# Accessing data

The data sources we use come have varying levels of access restrictions, different ways of selecting (filtering) data, and use a few different file formats.

## Access restrictions

Most data sources are publically accessible, so we can just do whatever we need to download this data that exists in the public domain.

One data source that isn't public is Lightcast / EMSI Burning Glass. This dataset requires a paid account, and there doesn't appear to be a developer-friendly way of downloading the data programmatically. This means we'll have to login and download the data manually for now.

## Selecting / filtering data

Some of our data is available directly from a specific URL; however, much of our data is not directly accessible.

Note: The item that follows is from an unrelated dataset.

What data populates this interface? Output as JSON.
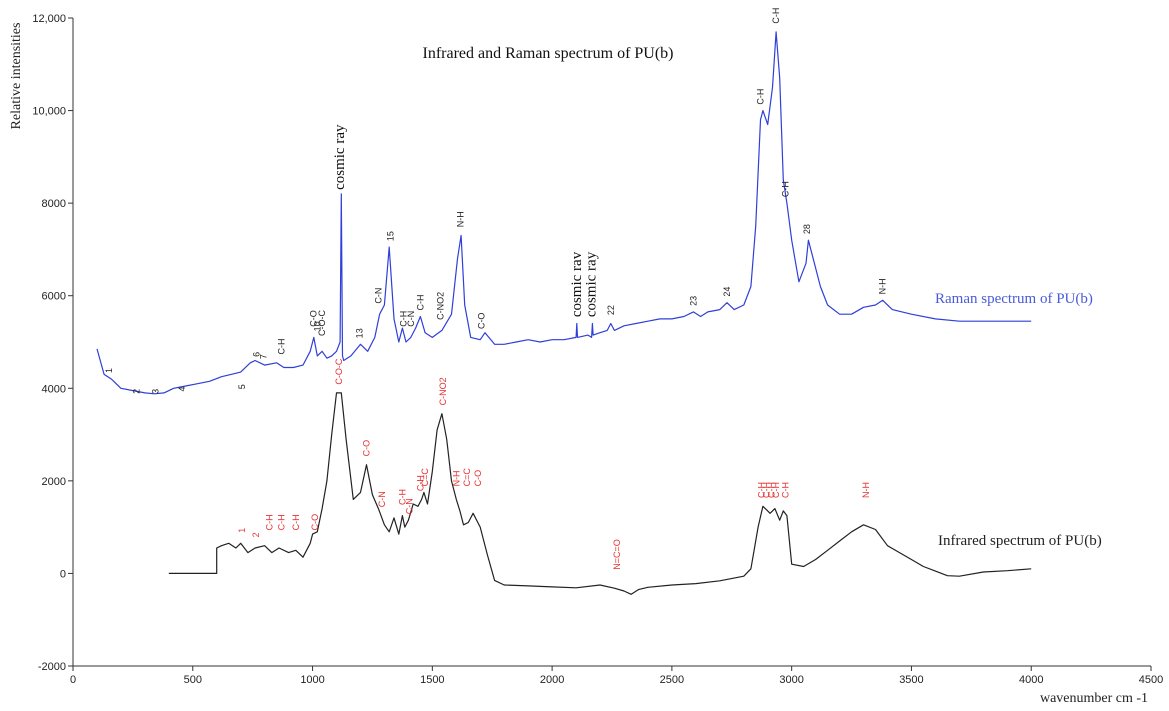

This means we'll use these methods for accessing data - in order of simplicity:

* Simple HTTP request for a specific URL
* REST API (e.g. [CPS Public API](https://api.cps.edu/)); These kinds of APIs typically support filtering via URL query parameters and/or JSON request payloads.
* Stateless HTTP request with some specific payload (e.g. search criteria); It appears most of these payloads will use [webform encoding](https://developer.mozilla.org/en-US/docs/Web/HTTP/Methods/POST#:~:text=%3Cbutton%3E%20elements%3A-,application/x%2Dwww%2Dform%2Durlencoded,-%3A%20the%20keys%20and).
* Stateful HTTP requests where our search criteria is stored on the provider's server; For these, we may be able to generate a session cookie and include this in a HTTP request; however, it's more likely the server state expires. This means we'd likely have to use (headless) browser automation if we want to automate the downloading of this data.

## File formats

Data is available in these forms - in order of preference:
* Tabular files - CSV, Excel spreadsheets, etc.
* JSON
* HTML
* PDFs 🤮

# Simple example: requesting a URL to download a CSV

In [4]:
pip install pandas xlrd

Defaulting to user installation because normal site-packages is not writeable
Collecting xlrd
  Downloading xlrd-2.0.1-py2.py3-none-any.whl (96 kB)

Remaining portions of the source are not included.